Under a compromise approved yesterday by state rate-setters, Maryland hospital charges will rise by more than 5 percent a year for the next three years - about four-tenths of 1 percent a year below the expected national rate increase.
The Health Services Cost Review Commission set a target for the average Maryland hospital bill to be 3.1 percent below the national average by July 2009. Currently, Maryland costs are 2 percent below the national average. Under yesterday's action, the average charge per case in Maryland would increase from $9,710 now to about $11,350 in three years.
The commission's staff, backed by insurers and the state health secretary, had recommended a target of 3.5 percent below the national average, arguing it was important to moderate cost increases for consumers. The Maryland Hospital Association wanted Maryland to keep pace with national increases in the future, arguing that any further rate moderation would make it difficult for hospitals to modernize and to remain healthy financially.
While Maryland's unique system of hospital rate regulation is technocratic and arcane, the dollar numbers involved are large. The state's collective hospital bill is more than $7 billion a year, so each percentage point increase means more than $70 million. To the hospitals, that's $70 million that can be spent on staff and buildings; to consumers, it could mean $70 million more in health premiums.
Irvin W. Kues, the commission's chairman, said the three-year plan was a "reasonable and rational decision" that attempted to "balance the needs of patients, payers and hospitals."
The compromise left both sides expressing dissatisfaction.
"I thought it was too generous," said Harold Cohen, an economist who represents CareFirst BlueCross BlueShield and Kaiser Permanente in commission rate cases. "The nation has been going up at an uncontrolled pace," he said, so setting a target to push Maryland further below the national average was "quite reasonable."
Barry F. Rosen, a lawyer representing UnitedHealthcare, a large insurer, said it was hard to know the impact of the compromise without more analysis, but "my sense is that it's modest."
Calvin Pierson, president of the Maryland Hospital Association, said that because Maryland hospitals pay more than those in many other states for goods and services, "3.1 percent below the national average will prove to be unrealistic." However, he said he was glad to see the commission grant higher rate increases than the staff recommended. "They did hear us," he said.
Laurence M. Merlis, chief executive officer of Greater Baltimore Medical Center, a Towson hospital, said, "This decision doesn't allow us to meet the needs of the residents of the state over time." He said it didn't provide enough money for the hospitals to provide "world-class care," to improve their financial conditions and to replace aging buildings.
The target is expected to translate into rate increases of between 5 percent and 5.5 percent in July for each of the next three years.

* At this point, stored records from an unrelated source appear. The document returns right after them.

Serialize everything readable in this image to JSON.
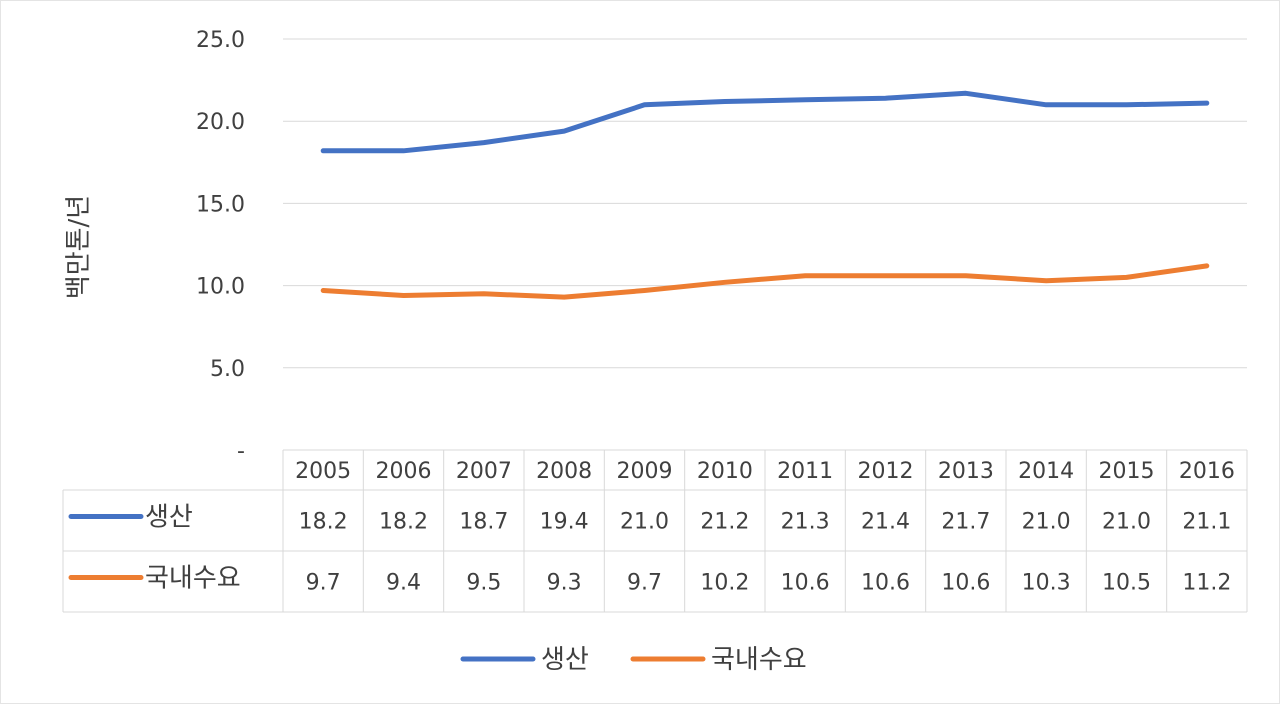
{
  "chart_data": {
    "type": "line",
    "title": "",
    "xlabel": "",
    "ylabel": "백만톤/년",
    "categories": [
      "2005",
      "2006",
      "2007",
      "2008",
      "2009",
      "2010",
      "2011",
      "2012",
      "2013",
      "2014",
      "2015",
      "2016"
    ],
    "ylim": [
      0,
      25
    ],
    "yticks": [
      "-",
      "5.0",
      "10.0",
      "15.0",
      "20.0",
      "25.0"
    ],
    "grid": true,
    "legend": "bottom",
    "data_table": true,
    "series": [
      {
        "name": "생산",
        "color": "#4472C4",
        "values": [
          18.2,
          18.2,
          18.7,
          19.4,
          21.0,
          21.2,
          21.3,
          21.4,
          21.7,
          21.0,
          21.0,
          21.1
        ],
        "labels": [
          "18.2",
          "18.2",
          "18.7",
          "19.4",
          "21.0",
          "21.2",
          "21.3",
          "21.4",
          "21.7",
          "21.0",
          "21.0",
          "21.1"
        ]
      },
      {
        "name": "국내수요",
        "color": "#ED7D31",
        "values": [
          9.7,
          9.4,
          9.5,
          9.3,
          9.7,
          10.2,
          10.6,
          10.6,
          10.6,
          10.3,
          10.5,
          11.2
        ],
        "labels": [
          "9.7",
          "9.4",
          "9.5",
          "9.3",
          "9.7",
          "10.2",
          "10.6",
          "10.6",
          "10.6",
          "10.3",
          "10.5",
          "11.2"
        ]
      }
    ]
  }
}
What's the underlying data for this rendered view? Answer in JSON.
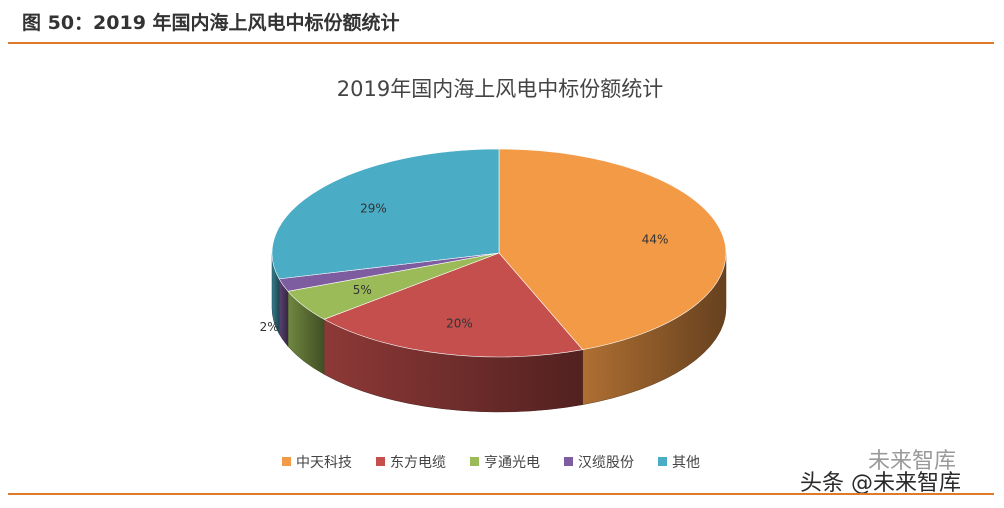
{
  "figure": {
    "caption": "图 50：2019 年国内海上风电中标份额统计"
  },
  "chart_data": {
    "type": "pie",
    "title": "2019年国内海上风电中标份额统计",
    "slices": [
      {
        "name": "中天科技",
        "value": 44,
        "label": "44%",
        "color": "#f39a47"
      },
      {
        "name": "东方电缆",
        "value": 20,
        "label": "20%",
        "color": "#c44f4c"
      },
      {
        "name": "亨通光电",
        "value": 5,
        "label": "5%",
        "color": "#9bbb59"
      },
      {
        "name": "汉缆股份",
        "value": 2,
        "label": "2%",
        "color": "#7d5ca0"
      },
      {
        "name": "其他",
        "value": 29,
        "label": "29%",
        "color": "#4bacc6"
      }
    ],
    "legend_position": "bottom",
    "style": "3d"
  },
  "watermark": {
    "text": "头条 @未来智库",
    "faint_text": "未来智库"
  },
  "colors": {
    "accent_rule": "#e07a2b"
  }
}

The exact rate will be set each year, as new national data becomes available.
The commission regulates rates by setting a charge-per-case figure for each hospital. Once set, the figures are adjusted to account for inflation and other factors.
The difference between what the staff was recommending and what the hospitals were asking was about $250 million over three years, according to staff estimates. Yesterday's compromise would give the hospitals about $65 million more over the three-year period than the staff recommendation would have.
Bills for inpatient care and for outpatient services delivered at hospitals account for a third of health spending in Maryland, according to data collected by the Maryland Health Care Commission.